After playing nice back in January, Conor McGregor returned to launching insults like he once did soda cans and a moving dolly. But despite his best efforts, Dustin Poirier didn’t seem rattled by his words.
Ahead of their third fight scheduled for the UFC 264 main event, McGregor and Poirier came face-to-face for the first time at the pre-fight press conference with a raucous crowd filling the T-Mobile Arena in Las Vegas.
In the days leading up to their previous meeting — a fight Poirier finished with a second-round knockout — McGregor was all smiles and had nothing but compliments for the Lafayette, La., native. This time around, McGregor dumped Poirier’s hot sauce out on stage, tried to charge at Poirier after his walkout and then took aim with personal insults.
“You’re getting walked like a dog in that octagon on Saturday night!” McGregor shouted. “You’re only a little b*tch. Your wife is your husband. You’re only a little b*tch of a thing, a silly little hillbilly. Jolie’s wife! You little b*tch of a thing.”
On the other side of the stage, Poirier was all smiles as he answered back at McGregor’s taunts.
“You used to be a lot better than that,” Poirier said. “The trash talk was a lot better than that. F*cking weak.”
Several versions of the same inquiry came at McGregor about the obvious difference in his demeanor between the last fight and the event this weekend, and when that switch actually happened.
One particular reporter posed that exact question to McGregor, and it was Poirier who first answered back. The response seemingly silenced the Irish superstar for a moment.
“Cause he got knocked the f*ck out,” Poirier said about the timing of McGregor’s attitude change. “Not McGregor fast … McGregor sleep.”
McGregor wasn’t quiet for long. As the press conference continued, he kept taking shots at Poirier with every statement decorated by expletives and insults as he attempted to get under his opponent’s skin.
That strategy worked perfectly when the combatants first met seven years ago, and McGregor earned a first-round knockout over an emotionally charged Poirier. McGregor apparently was looking to duplicate that performance both inside and outside the cage.
“I’m going to go through his head,” McGregor shouted. “Put holes in him and take it off his shoulders. That’s the goal here. He’s done. This is it for him. This is the end of the road. Even after that last fight, ‘Oh I don’t love this anymore, I don’t love doing this.’ He knew what was coming. He knew the smacks he took.
“So it’s on now. Saturday night, he’s getting walked around that octagon like a dog and put to sleep.”
The verbal abuse didn’t slow down either with McGregor calling Poirier everything from “a corpse” to “a little fake c*nt” as he attempted to discount what happened in their rematch earlier this year.

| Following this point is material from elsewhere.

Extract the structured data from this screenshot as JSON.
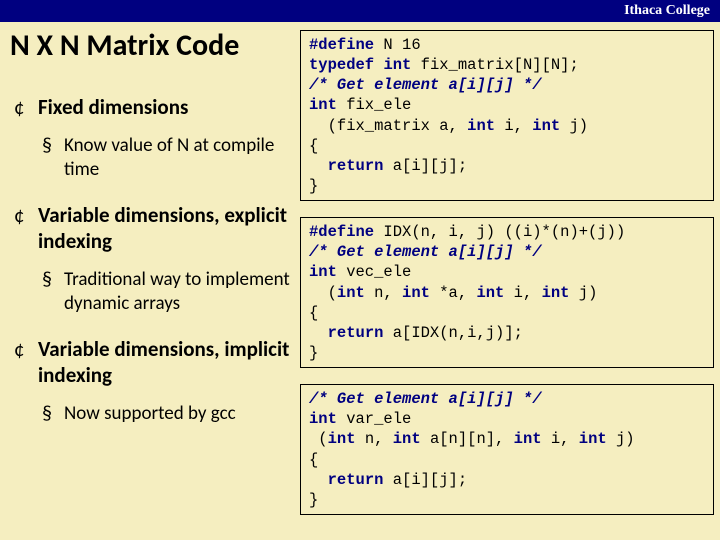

“I don’t give a f*ck about him to be honest,” he said. “I don’t give a rat’s ass about him. He’s Buster Douglas. He’s Buster Douglas is what he is and that’s the way he’s going to go down.
“He’s going to be known for that. It was a fluke win, and I’m going to correct it on Saturday night.”
The subject of preparation did come up during the question and answer session, with Poirier accusing McGregor of contacting boxers and fighters who have known him or worked with him over the years to help during the training camp.
Of course, McGregor denied asking anybody for assistance, especially when it came to his boxing skills.
“I sparked Paulie Malignaggi in sparring in the lead up to fight Floyd [Mayweather], one of the better boxers on this f*cking planet, you stupid toss pot,” McGregor said. “We never rang anyone to ask anyone for any bleeding info on you, you dope.”
Invoking Mayweather’s name led to another fiery response from Poirier as he reminded McGregor what happened in their boxing match in 2017, which somewhat mirrored the result in the UFC 257 main event as well.
“We both did the same to you,” Poirier said about sharing knockout wins with Mayweather over McGregor.
Before the chaotic press conference came to an end, McGregor’s own words were used against him after he stated this week that he overlooked Poirier in their last meeting while anticipating an eventual showdown with Manny Pacquiao in boxing.
Whether McGregor was taking him seriously or not, Poirier was happy to remind the former two-division UFC champion that the result was still a second-round knockout and he expects to do the same thing on Saturday night in the trilogy.
“I beat him,” Poirier said. “It’s a fight. It’s up to you to get prepared. I beat him. What’s his excuse going to be on Saturday is what I want to know.”
Calm, cool and collected until the end, Poirier ultimately promised that nothing McGregor said had gotten to him.
“I don’t hate anybody,” Poirier said. “I’m in a different place mentally. Respect to him and everything he’s done. I just don’t care about this stuff anymore. I don’t care about this.”